Ghost Stories, Bath Theatre Royal

aWHY do we like to be frightened? What is it that makes horror films so appealing? Why do we love to gather round the fireside and have our blood chilled by stories of haunted houses, headless knights and grey ladies ceaselessly pacing lonely battlements?

You might say, we live in comfortable times and we need something to jolt us from our centrally-heated complacency. But ghost stories, hauntings, unexplained disappearances, serial killers, people-eating monsters and voices from beyond the grave have been sending pleasurable chills down the spines of human beings from time immemorial.

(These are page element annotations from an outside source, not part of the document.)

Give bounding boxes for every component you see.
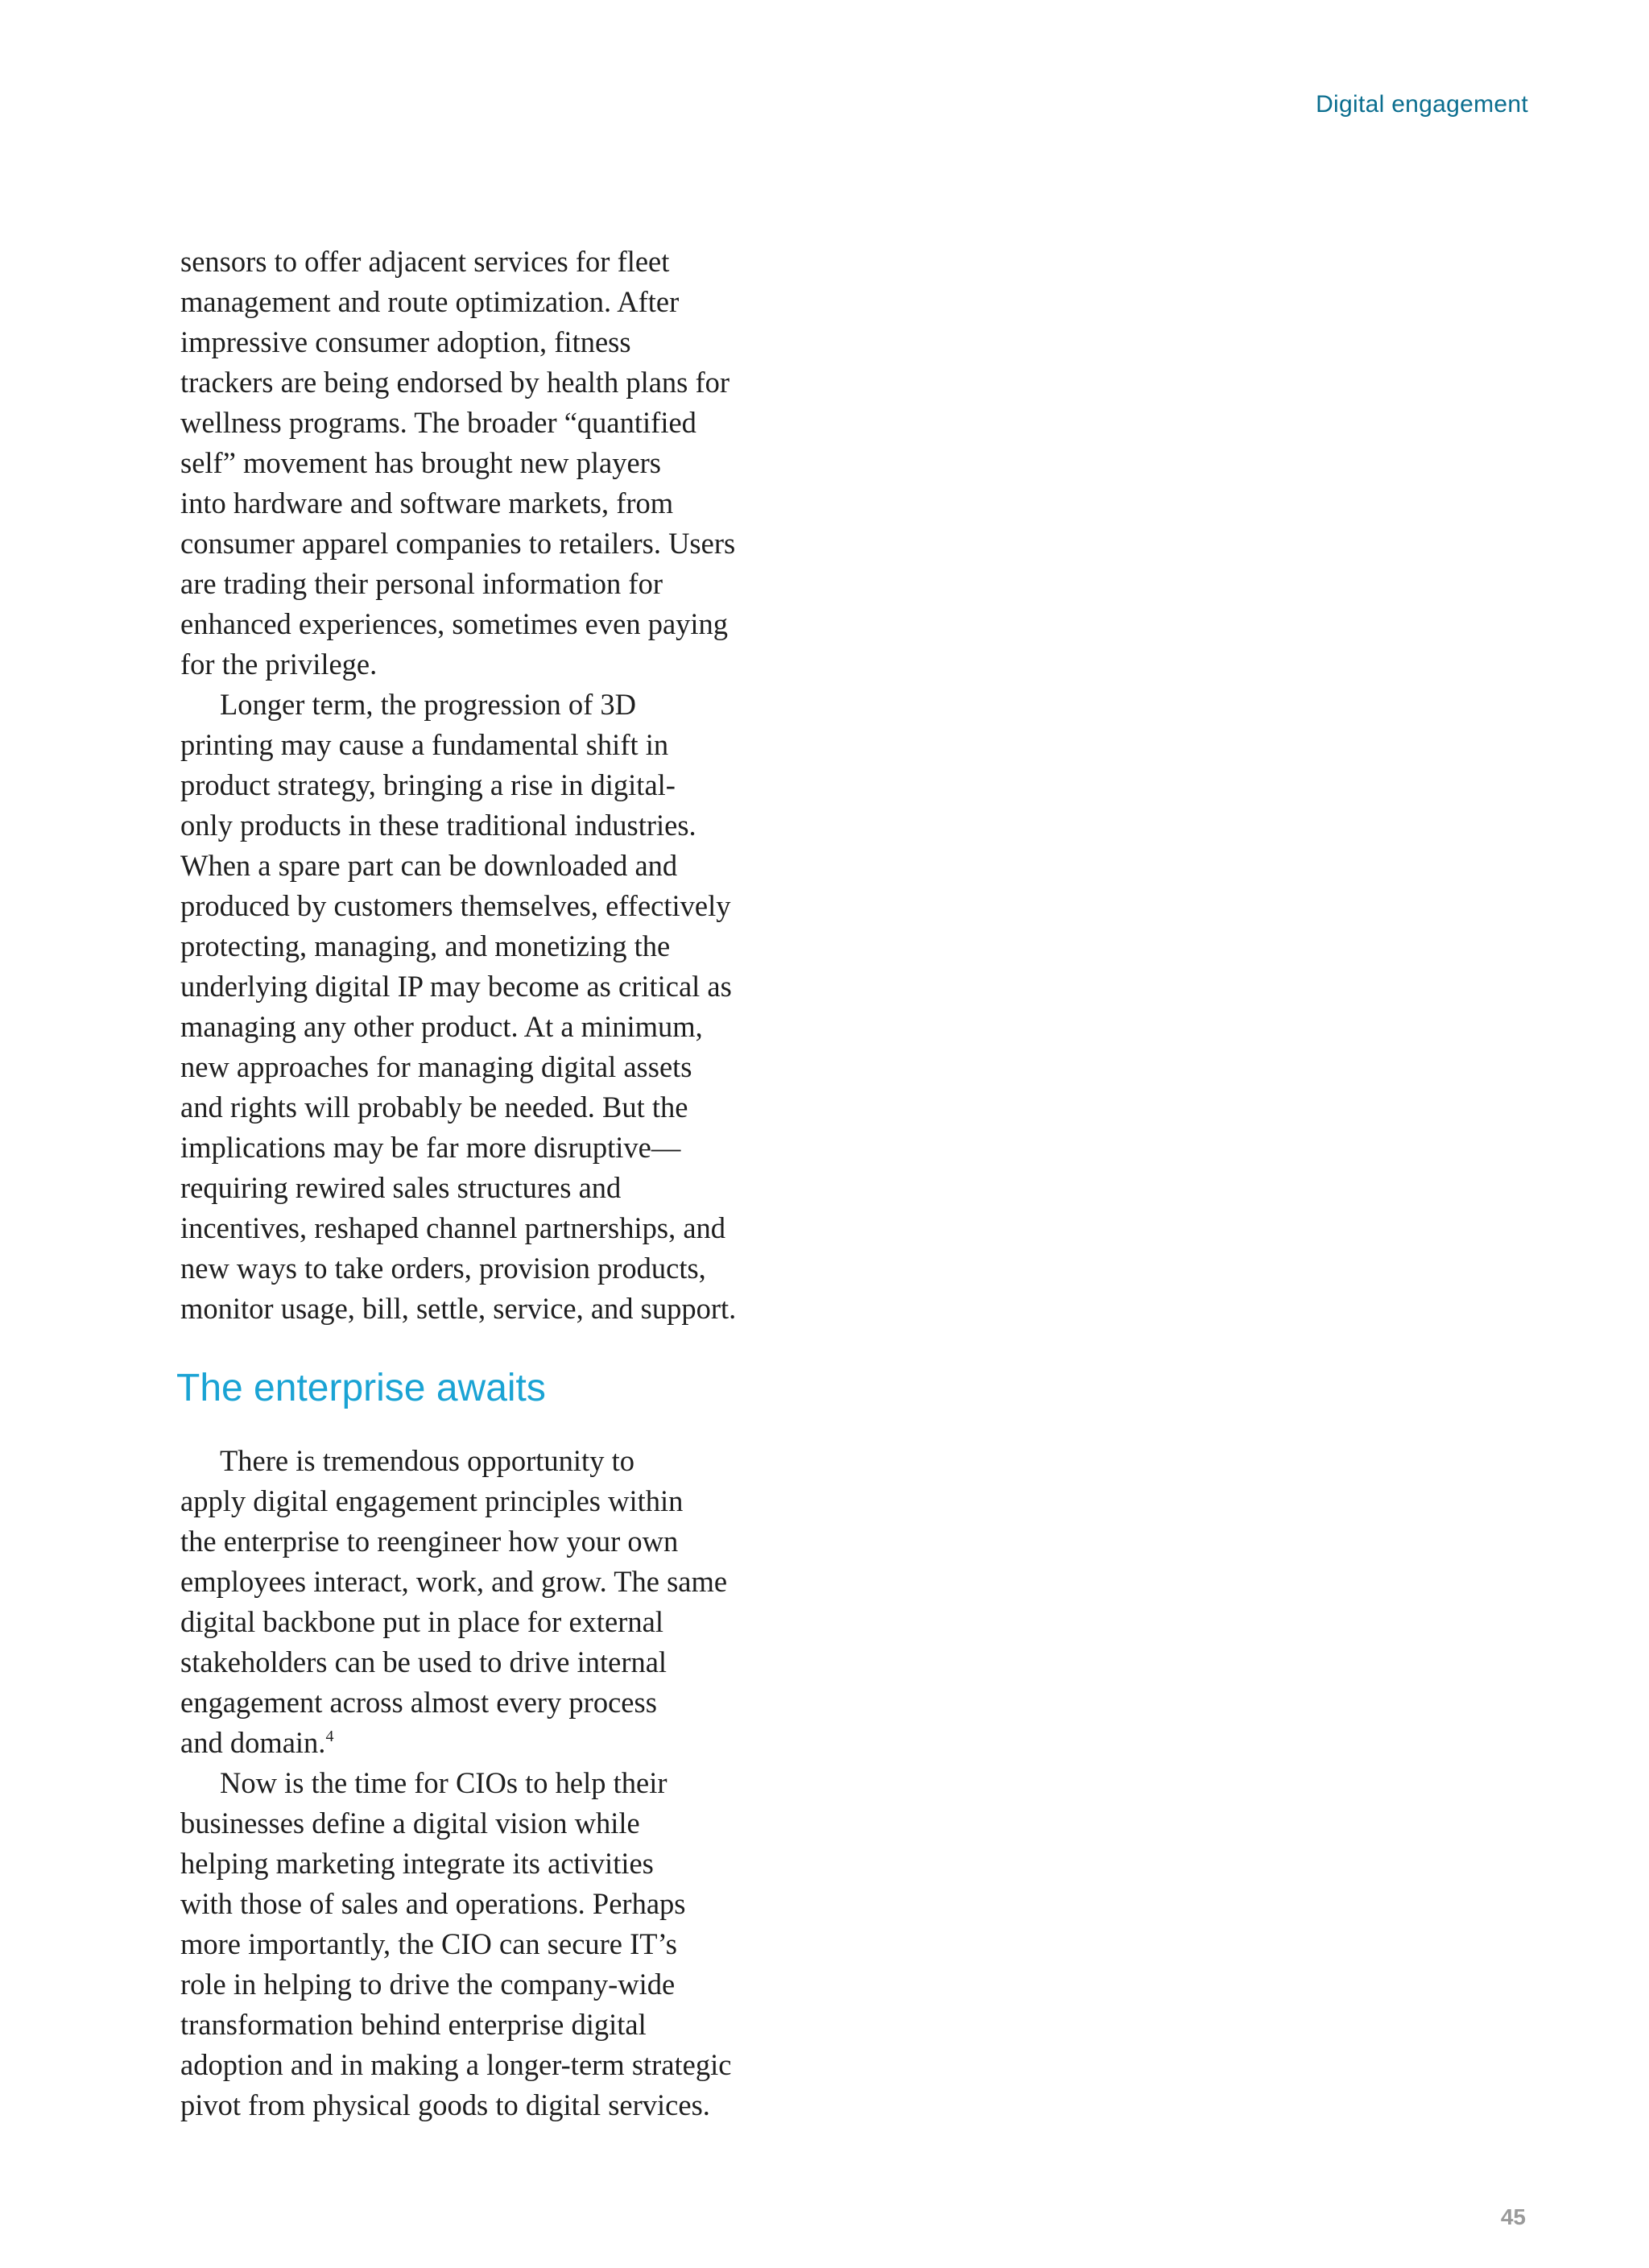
- text-line: digital backbone put in place for external: [180, 1605, 663, 1638]
- text-line: employees interact, work, and grow. The same: [180, 1565, 728, 1598]
- text-line: transformation behind enterprise digital: [180, 2008, 647, 2041]
- text-line: wellness programs. The broader “quantified: [180, 406, 696, 439]
- text-line: more importantly, the CIO can secure IT’s: [180, 1927, 677, 1960]
- article-column: [176, 242, 760, 2125]
- text-line: impressive consumer adoption, fitness: [180, 325, 631, 358]
- text-line: management and route optimization. After: [180, 285, 680, 318]
- text-line: with those of sales and operations. Perhaps: [180, 1887, 686, 1920]
- text-line: self” movement has brought new players: [180, 446, 662, 479]
- text-line: sensors to offer adjacent services for fleet: [180, 245, 670, 278]
- text-line: product strategy, bringing a rise in digital-: [180, 768, 676, 801]
- section-heading: The enterprise awaits: [176, 1367, 546, 1409]
- text-line: enhanced experiences, sometimes even paying: [180, 607, 729, 640]
- text-line: produced by customers themselves, effectively: [180, 889, 731, 922]
- text-line: adoption and in making a longer-term strategic: [180, 2048, 732, 2081]
- page-number: 45: [1500, 2204, 1526, 2229]
- text-line: When a spare part can be downloaded and: [180, 849, 678, 882]
- text-line: protecting, managing, and monetizing the: [180, 929, 671, 962]
- text-line: stakeholders can be used to drive internal: [180, 1645, 667, 1678]
- text-line: implications may be far more disruptive—: [180, 1131, 681, 1164]
- text-line: engagement across almost every process: [180, 1686, 657, 1719]
- text-line: Now is the time for CIOs to help their: [220, 1766, 667, 1799]
- paragraph-2: [180, 685, 760, 1329]
- text-line: monitor usage, bill, settle, service, and support.: [180, 1292, 737, 1325]
- text-line: requiring rewired sales structures and: [180, 1171, 622, 1204]
- text-line: There is tremendous opportunity to: [220, 1444, 634, 1477]
- text-line: trackers are being endorsed by health plans for: [180, 366, 730, 399]
- text-line: are trading their personal information for: [180, 567, 663, 600]
- running-header: Digital engagement: [1316, 91, 1528, 118]
- text-line: and rights will probably be needed. But the: [180, 1091, 688, 1124]
- paragraph-1: [180, 242, 760, 685]
- text-line: [180, 1723, 760, 1763]
- text-line: only products in these traditional industries.: [180, 809, 696, 842]
- text-line: underlying digital IP may become as critical as: [180, 970, 732, 1003]
- text-line: pivot from physical goods to digital services.: [180, 2088, 710, 2121]
- text-line: helping marketing integrate its activities: [180, 1847, 654, 1880]
- text-line: into hardware and software markets, from: [180, 486, 674, 519]
- text-line: printing may cause a fundamental shift in: [180, 728, 669, 761]
- text-line: incentives, reshaped channel partnerships, and: [180, 1211, 726, 1244]
- text-line: role in helping to drive the company-wide: [180, 1968, 676, 2001]
- text-line: managing any other product. At a minimum,: [180, 1010, 703, 1043]
- text-line: new ways to take orders, provision products,: [180, 1252, 706, 1285]
- text-line: apply digital engagement principles within: [180, 1484, 684, 1517]
- text-segment: and domain.: [180, 1726, 326, 1759]
- text-line: the enterprise to reengineer how your own: [180, 1525, 679, 1558]
- text-line: businesses define a digital vision while: [180, 1807, 640, 1840]
- footnote-reference[interactable]: 4: [325, 1728, 334, 1745]
- paragraph-4: [180, 1763, 760, 2125]
- paragraph-3: [180, 1441, 760, 1763]
- text-line: Longer term, the progression of 3D: [220, 688, 636, 721]
- text-line: for the privilege.: [180, 648, 378, 681]
- text-line: new approaches for managing digital assets: [180, 1050, 692, 1083]
- text-line: consumer apparel companies to retailers. Users: [180, 527, 736, 560]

Dracula, Frankenstein, Hannibal Lecter, zombies and the twilight world of vampires, werewolves and the undead are big business in the theatre and on screen.

Ghost Stories, the extraordinary play by Jeremy Dyson and Andy Nyman, at Bath Theatre Royal until Saturday 18th January, has become an international phenomenon. The success can partly be attributed to this peculiar human desire to be frightened, and perhaps a little to the secrecy that surrounds the plot. We – critics and audiences alike – are asked not to reveal the play’s secrets. And, well-behaved as we are, we duly obey.

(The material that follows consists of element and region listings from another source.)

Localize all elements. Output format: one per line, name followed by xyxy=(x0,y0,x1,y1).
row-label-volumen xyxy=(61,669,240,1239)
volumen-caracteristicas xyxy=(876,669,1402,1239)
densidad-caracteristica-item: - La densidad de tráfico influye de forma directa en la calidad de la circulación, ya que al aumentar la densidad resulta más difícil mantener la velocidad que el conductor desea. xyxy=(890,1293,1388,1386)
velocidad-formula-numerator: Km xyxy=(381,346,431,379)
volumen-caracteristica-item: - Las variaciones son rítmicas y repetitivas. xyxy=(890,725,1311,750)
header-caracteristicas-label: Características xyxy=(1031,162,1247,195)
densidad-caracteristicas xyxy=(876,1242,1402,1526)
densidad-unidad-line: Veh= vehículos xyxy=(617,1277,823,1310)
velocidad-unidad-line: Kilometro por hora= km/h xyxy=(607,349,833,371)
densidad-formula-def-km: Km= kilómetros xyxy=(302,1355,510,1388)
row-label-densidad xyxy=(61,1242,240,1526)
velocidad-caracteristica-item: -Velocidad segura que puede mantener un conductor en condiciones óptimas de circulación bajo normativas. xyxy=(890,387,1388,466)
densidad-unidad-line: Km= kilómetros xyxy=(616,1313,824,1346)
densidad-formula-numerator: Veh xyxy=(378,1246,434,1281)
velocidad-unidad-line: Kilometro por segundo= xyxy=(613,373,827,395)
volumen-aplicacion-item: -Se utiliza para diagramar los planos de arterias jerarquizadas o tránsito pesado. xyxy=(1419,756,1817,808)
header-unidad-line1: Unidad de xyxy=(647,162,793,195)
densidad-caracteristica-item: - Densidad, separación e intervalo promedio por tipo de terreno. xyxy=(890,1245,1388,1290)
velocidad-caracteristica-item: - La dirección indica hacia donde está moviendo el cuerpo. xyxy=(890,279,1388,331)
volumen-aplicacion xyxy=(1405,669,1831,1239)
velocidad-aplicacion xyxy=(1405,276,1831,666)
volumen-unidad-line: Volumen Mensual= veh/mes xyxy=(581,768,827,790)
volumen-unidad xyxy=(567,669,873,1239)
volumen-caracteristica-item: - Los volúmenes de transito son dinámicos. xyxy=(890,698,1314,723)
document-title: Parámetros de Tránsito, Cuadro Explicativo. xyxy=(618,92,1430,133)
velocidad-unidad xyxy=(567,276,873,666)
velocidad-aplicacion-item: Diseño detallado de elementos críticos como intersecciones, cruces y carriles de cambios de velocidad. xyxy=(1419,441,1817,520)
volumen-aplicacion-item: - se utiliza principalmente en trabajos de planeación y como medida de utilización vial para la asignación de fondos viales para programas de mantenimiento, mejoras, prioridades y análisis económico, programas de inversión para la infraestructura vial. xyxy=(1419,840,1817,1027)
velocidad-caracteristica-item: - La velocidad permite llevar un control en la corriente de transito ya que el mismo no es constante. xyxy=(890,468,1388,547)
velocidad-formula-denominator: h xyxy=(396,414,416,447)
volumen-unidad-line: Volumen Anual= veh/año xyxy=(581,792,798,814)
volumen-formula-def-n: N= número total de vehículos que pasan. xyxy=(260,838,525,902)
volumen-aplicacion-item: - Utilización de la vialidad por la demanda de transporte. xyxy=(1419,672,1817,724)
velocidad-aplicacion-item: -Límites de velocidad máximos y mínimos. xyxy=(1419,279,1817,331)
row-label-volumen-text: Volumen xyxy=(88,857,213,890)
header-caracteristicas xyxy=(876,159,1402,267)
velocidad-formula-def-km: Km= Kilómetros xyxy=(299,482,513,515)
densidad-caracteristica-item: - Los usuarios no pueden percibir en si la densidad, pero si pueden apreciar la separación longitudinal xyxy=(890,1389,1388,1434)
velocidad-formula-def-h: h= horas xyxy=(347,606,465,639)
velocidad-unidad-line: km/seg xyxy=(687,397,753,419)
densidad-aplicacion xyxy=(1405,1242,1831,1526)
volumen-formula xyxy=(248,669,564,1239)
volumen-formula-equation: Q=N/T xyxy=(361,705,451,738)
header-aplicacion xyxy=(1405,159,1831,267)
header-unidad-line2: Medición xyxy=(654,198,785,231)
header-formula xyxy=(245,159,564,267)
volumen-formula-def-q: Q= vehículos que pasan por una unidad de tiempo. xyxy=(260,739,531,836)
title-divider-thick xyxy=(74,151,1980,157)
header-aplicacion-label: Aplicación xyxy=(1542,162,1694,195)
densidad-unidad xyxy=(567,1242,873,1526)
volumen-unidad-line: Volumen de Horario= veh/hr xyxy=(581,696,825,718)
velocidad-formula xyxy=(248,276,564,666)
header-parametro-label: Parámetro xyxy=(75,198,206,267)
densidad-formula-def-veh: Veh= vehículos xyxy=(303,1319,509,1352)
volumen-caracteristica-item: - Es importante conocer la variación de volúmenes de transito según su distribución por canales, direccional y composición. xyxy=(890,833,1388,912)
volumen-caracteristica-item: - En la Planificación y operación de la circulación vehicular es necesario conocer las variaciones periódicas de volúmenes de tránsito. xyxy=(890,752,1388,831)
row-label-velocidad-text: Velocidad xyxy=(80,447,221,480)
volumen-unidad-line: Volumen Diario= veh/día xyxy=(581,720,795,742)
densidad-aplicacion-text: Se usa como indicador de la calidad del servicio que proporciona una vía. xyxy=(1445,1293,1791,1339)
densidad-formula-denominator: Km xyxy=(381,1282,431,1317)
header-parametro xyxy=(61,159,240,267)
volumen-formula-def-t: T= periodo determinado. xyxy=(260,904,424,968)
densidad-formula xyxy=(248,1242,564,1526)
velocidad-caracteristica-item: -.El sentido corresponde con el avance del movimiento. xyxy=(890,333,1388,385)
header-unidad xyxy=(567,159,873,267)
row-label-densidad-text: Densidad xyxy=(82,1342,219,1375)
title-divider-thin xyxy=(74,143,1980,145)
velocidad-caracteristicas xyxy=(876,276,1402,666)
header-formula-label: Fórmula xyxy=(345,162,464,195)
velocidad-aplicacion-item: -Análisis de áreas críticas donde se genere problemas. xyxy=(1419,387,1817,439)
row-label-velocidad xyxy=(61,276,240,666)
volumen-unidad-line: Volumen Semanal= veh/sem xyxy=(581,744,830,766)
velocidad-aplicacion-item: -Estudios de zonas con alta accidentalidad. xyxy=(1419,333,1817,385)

So, I can’t tell you anything about the story. I can tell you that it begins as a lecture by a professor of parapsychology (Joshua Higgott). He illustrates his lecture with stills and film clips from a website, and three examples of people having terrifying experiences which cannot be readily explained. He goes on to explain them away, to dispel the idea that anything paranormal or ghostly really happened, to demonstrate that it is, as it were, “all in the mind.”

Who wouldn’t be scared almost witless being stuck in a derelict industrial building at night or in a broken-down car in a dark wood (the distinctly spooky Rendlesham Forest comes to mind)? These are fears we can all relate to. It is also at times very funny, particularly with the insistent interruptions of mobile phones.

What made my experience different from that of others in the audience is that my companion is blind. I could describe to her some of what we were seeing, she could hear the voices of the victims of other-worldly onslaughts and the sound-scape that heightens the horror – but she was never frightened.

Driving back, we concluded that most of our fears come from what we see or what we think we see, from plays of light and shadow and wind-blown shapes.

And then we spent the rest of the drive talking about the places we had been that felt haunted, or had an atmosphere that clawed at your heart, or chilled your bones, rooms you couldn’t wait to get out of, buildings that spoke loudly of fear and misery and desolation.

So it works. Ghost Stories really is scary.